By: Rennack Sebastian Date: 2024. 09. 24. 09:38

German discounters commit to Net Zero by 2050. Aldi Süd and Schwarz Group want to reach carbon neutrality across their entire value chain, including suppliers. The ambitious goal sets a new standard in the retail industry. More than 200 companies who missed the deadline for setting net zero goals were removed from the science-based targets initiative.

Schwarz Group has commited to use 25% recycled material in its own brand packaging by 2025 within its ‘Reset Plastic’ initiative (here visible Lidl’s Saskia and Freeway own brand PET bottles in Germany)

Aldi Süd and Schwarz Group, the parent company of discounter Lidl and supermarket operator Kaufland, have committed to the next level of sustainable retailing.

Schwarz Group companies have submitted a Net Zero Commitment to the Science Based Targets (SBTi) initiative. The Group commits to reducing all emissions generated in its own companies and along its value chain to net zero by 2050 at the latest.

By 2030, Schwarz Group aims to reduce all direct and indirect operational emissions by 48% (Scope 1 and 2, base year 2019). In addition, Schwarz Group is now setting new targets for the upstream and downstream supply chain (Scope 3, base year 2022). By 2034, FLAG (forest, land and agriculture) emissions are to be reduced by 42.4% and indirect E&I (energy and industry) emissions by 35%. The new targets have yet to be validated by the SBTi.

Schwarz Group joined the SBTi in 2020. As part of its own ‘Reset Plastic’ initiative, the retailer has reduced the use of plastic in private label packaging and transport aids by 34% since 2017, exceeding the original savings target of 30% by 2025. PreZero, the holding company’s current environmental division, entered the waste management market in 2018 and has since expanded its portfolio by acquiring waste management and recycling companies in more than 10 European countries.

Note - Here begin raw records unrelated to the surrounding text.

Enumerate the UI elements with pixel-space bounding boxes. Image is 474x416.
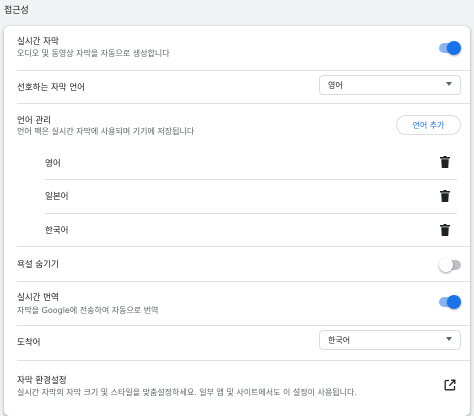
live-translate-title: 실시간 번역 [17, 293, 59, 303]
target-language-value: 한국어 [328, 336, 351, 345]
language-item-english: 영어 [45, 159, 61, 169]
divider [17, 246, 470, 247]
live-caption-title: 실시간 자막 [17, 37, 59, 47]
language-item-japanese: 일본어 [45, 192, 69, 202]
caption-preferences-title: 자막 환경설정 [17, 376, 67, 386]
live-caption-toggle[interactable] [439, 41, 461, 55]
accessibility-card: 실시간 자막 오디오 및 동영상 자막을 자동으로 생성합니다 선호하는 자막 … [4, 26, 470, 416]
chevron-down-icon [446, 337, 452, 341]
hide-profanity-toggle[interactable] [439, 258, 461, 272]
trash-icon[interactable] [440, 190, 450, 202]
preferred-language-label: 선호하는 자막 언어 [17, 83, 85, 93]
divider [17, 360, 470, 361]
divider [17, 281, 470, 282]
divider [17, 70, 470, 71]
divider [45, 179, 457, 180]
add-language-button[interactable]: 언어 추가 [396, 115, 461, 135]
toggle-knob [447, 41, 461, 55]
language-management-title: 언어 관리 [17, 116, 51, 126]
live-caption-desc: 오디오 및 동영상 자막을 자동으로 생성합니다 [17, 49, 170, 58]
external-link-icon[interactable] [444, 379, 456, 391]
preferred-language-select[interactable]: 영어 [319, 75, 461, 95]
trash-icon[interactable] [440, 156, 450, 168]
divider [17, 325, 470, 326]
language-item-korean: 한국어 [45, 226, 69, 236]
caption-preferences-desc: 실시간 자막의 자막 크기 및 스타일을 맞춤설정하세요. 일부 앱 및 사이트… [17, 388, 357, 397]
live-translate-toggle[interactable] [439, 295, 461, 309]
toggle-knob [439, 258, 453, 272]
toggle-knob [447, 295, 461, 309]
chevron-down-icon [446, 82, 452, 86]
language-management-desc: 언어 팩은 실시간 자막에 사용되며 기기에 저장됩니다 [17, 127, 195, 136]
section-title: 접근성 [4, 6, 29, 16]
trash-icon[interactable] [440, 224, 450, 236]
hide-profanity-label: 욕설 숨기기 [17, 260, 59, 270]
target-language-label: 도착어 [17, 338, 41, 348]
divider [45, 213, 457, 214]
preferred-language-value: 영어 [328, 81, 343, 90]
target-language-select[interactable]: 한국어 [319, 330, 461, 350]
live-translate-desc: 자막을 Google에 전송하여 자동으로 번역 [17, 306, 159, 315]
divider [17, 103, 470, 104]
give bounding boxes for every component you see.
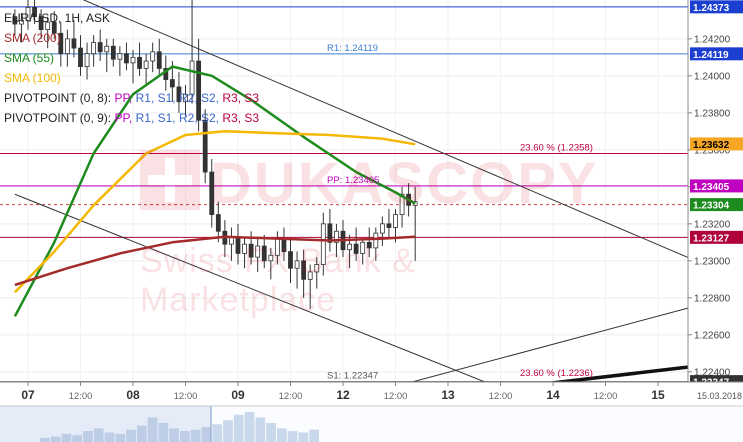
candle-body (347, 243, 352, 251)
candle-body (235, 236, 241, 254)
level-label: R1: 1.24119 (327, 43, 378, 54)
x-tick-label: 12 (336, 388, 350, 402)
navigator-bar (287, 431, 298, 442)
pivot-item: S2, (201, 111, 223, 125)
pivot-item: R3, (222, 91, 245, 105)
candle-body (255, 245, 261, 258)
level-label: S1: 1.22347 (327, 371, 378, 382)
candle-body (314, 264, 320, 273)
pivot-item: R1, (135, 91, 158, 105)
candle-body (288, 251, 293, 269)
x-tick-label: 08 (126, 388, 140, 402)
pivot-item: R1, (135, 111, 158, 125)
price-badge-label: 1.24119 (693, 50, 729, 61)
candle-body (294, 260, 300, 269)
pivot-item: PP, (114, 91, 136, 105)
candle-body (360, 241, 366, 254)
sma-series-line (14, 130, 416, 294)
pivot-prefix: PIVOTPOINT (0, 8): (4, 91, 115, 105)
price-badge-label: 1.23127 (693, 233, 730, 244)
x-tick-label: 12:00 (489, 391, 513, 402)
indicator-label: SMA (55) (4, 51, 55, 65)
x-tick-label: 13 (441, 388, 455, 402)
x-tick-label: 07 (21, 388, 35, 402)
pivot-legend-row: PIVOTPOINT (0, 9): PP, R1, S1, R2, S2, R… (4, 108, 259, 128)
x-tick-label: 15 (651, 388, 665, 402)
y-tick-label: 1.23000 (694, 256, 731, 267)
pivot-item: R3, (222, 111, 245, 125)
navigator-bar (276, 428, 287, 442)
candle-body (248, 243, 254, 258)
candle-body (209, 171, 215, 215)
navigator-bar (223, 420, 233, 442)
y-tick-label: 1.22600 (694, 330, 731, 341)
chart-legend: EUR/USD, 1H, ASK SMA (200) SMA (55) SMA (1… (4, 8, 259, 128)
candle-body (307, 271, 313, 280)
y-tick-label: 1.24200 (694, 34, 731, 45)
candle-body (261, 245, 267, 262)
x-tick-label: 12:00 (384, 391, 408, 402)
x-tick-label: 12:00 (69, 391, 93, 402)
candle-body (268, 254, 274, 262)
pivot-item: S1, (157, 91, 179, 105)
pivot-item: S3 (244, 91, 260, 105)
navigator-bar (266, 422, 276, 442)
trend-line (14, 193, 488, 384)
candle-body (242, 243, 247, 254)
symbol-label: EUR/USD, 1H, ASK (4, 11, 111, 25)
level-label: 23.60 % (1.2358) (520, 143, 593, 154)
x-tick-label: 12:00 (594, 391, 618, 402)
pivot-item: S3 (244, 111, 260, 125)
pivot-legend-row: PIVOTPOINT (0, 8): PP, R1, S1, R2, S2, R… (4, 88, 259, 108)
price-badge-label: 1.23632 (693, 140, 730, 151)
candle-body (301, 260, 307, 280)
navigator-window (0, 406, 211, 442)
candle-body (202, 119, 208, 173)
price-badge-label: 1.23405 (693, 182, 730, 193)
navigator-bar (309, 429, 319, 442)
navigator-bar (233, 414, 244, 442)
x-tick-label: 14 (546, 388, 560, 402)
candle-body (281, 238, 287, 252)
pivot-item: R2, (178, 91, 201, 105)
navigator-bar (255, 417, 266, 442)
pivot-item: PP, (114, 111, 136, 125)
candle-body (373, 232, 379, 249)
candle-body (320, 223, 326, 265)
pivot-prefix: PIVOTPOINT (0, 9): (4, 111, 115, 125)
pivot-item: S1, (157, 111, 179, 125)
price-badge-label: 1.23304 (693, 201, 730, 212)
navigator-bar (298, 432, 309, 442)
y-tick-label: 1.24000 (694, 71, 731, 82)
level-label: 23.60 % (1.2236) (520, 368, 593, 379)
x-tick-label: 09 (231, 388, 245, 402)
candle-body (379, 223, 385, 234)
candle-body (353, 243, 359, 254)
level-label: PP: 1.23405 (327, 175, 379, 186)
price-badge-label: 1.24373 (693, 3, 730, 14)
candle-body (215, 214, 221, 232)
candle-body (366, 241, 372, 249)
pivot-item: S2, (201, 91, 223, 105)
x-tick-label: 12:00 (279, 391, 303, 402)
y-tick-label: 1.23800 (694, 108, 731, 119)
indicator-label: SMA (100) (4, 71, 61, 85)
indicator-label: SMA (200) (4, 31, 61, 45)
date-label: 15.03.2018 (697, 391, 742, 401)
y-tick-label: 1.22800 (694, 293, 731, 304)
candle-body (386, 223, 392, 228)
candle-body (274, 238, 280, 256)
pivot-item: R2, (178, 111, 201, 125)
y-tick-label: 1.23200 (694, 219, 731, 230)
navigator-bar (212, 424, 223, 442)
navigator-bar (244, 412, 255, 442)
candle-body (393, 214, 398, 228)
x-tick-label: 12:00 (174, 391, 198, 402)
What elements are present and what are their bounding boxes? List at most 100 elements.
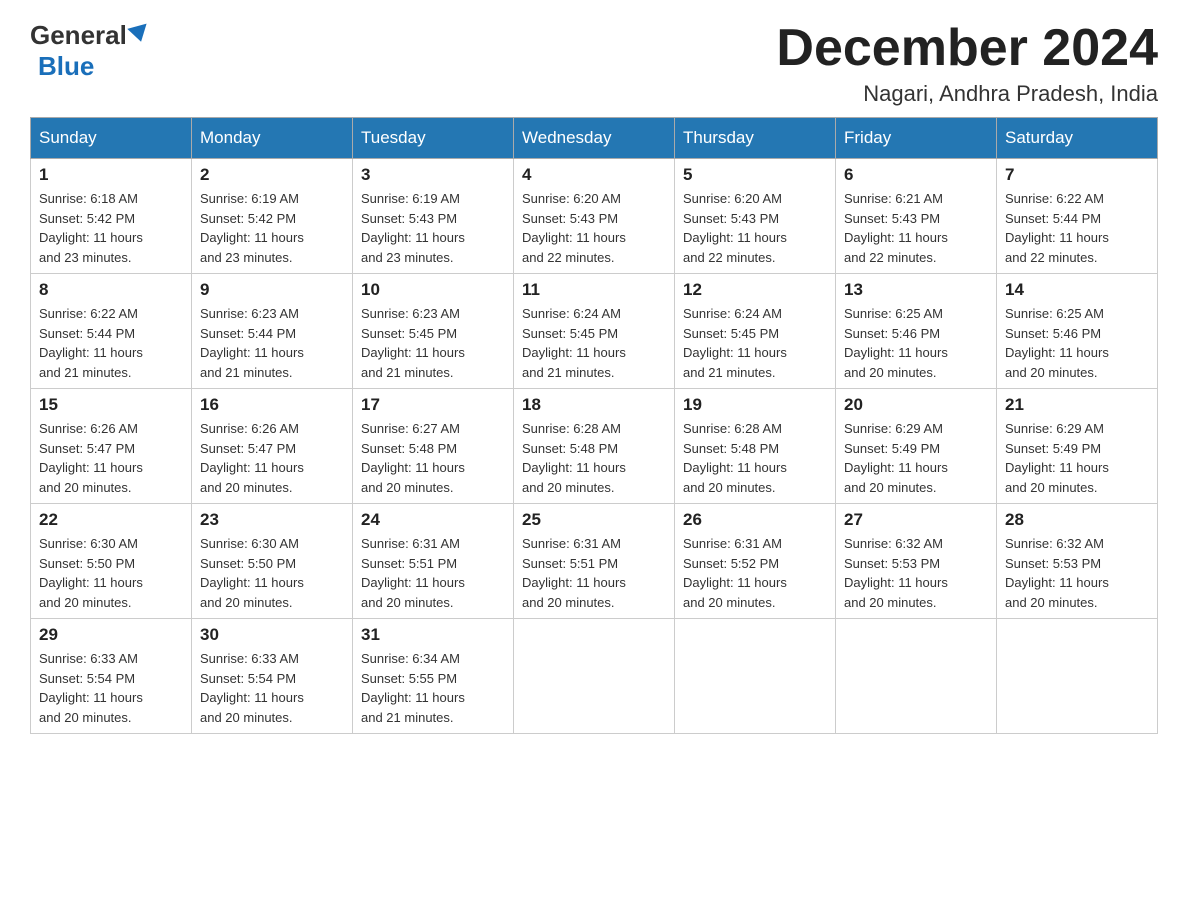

Discounter Aldi Süd also received the green light for its new science-based targets to achieve net-zero greenhouse gas emissions by 2050. The new short-term targets aim to reduce Scope 1 and 2 emissions by 52% and Scope 3 emissions by 25% by 2030.

Commitment to reduce global warming

The SBTi was launched in 2015 to help tackle global greenhouse gas emissions. Under the 2015 Paris Agreement, 175 countries worldwide agreed to reduce greenhouse gas emissions to limit the global temperature increase to 1.5 degrees Celsius above pre-industrial levels.

In 2019, the Business Ambition for 1.5°C (BA1.5°C) campaign was launched to mobilise the private sector as part of the UN’s ‘Race to Zero’ initiative. Out of more than 1,000 members, only around 350 have set or are in the process of setting full net zero targets, the SBTi announced earlier this year.

Scope 3 commitments a major challenge

Schwarz Group’s and Aldi’s commitment set a standard in the industry. More than 200 companies, who missed their deadline to set full-net zero targets, had their long-term scope 3 targets removed by the SBTi in spring this year. However, almost two-thirds of these companies still had verified near-term targets. Scope 3 emissions concern entities that only indirectly affect a company’s value chain of upstream and downstream activities and therefore are not under their own direct control.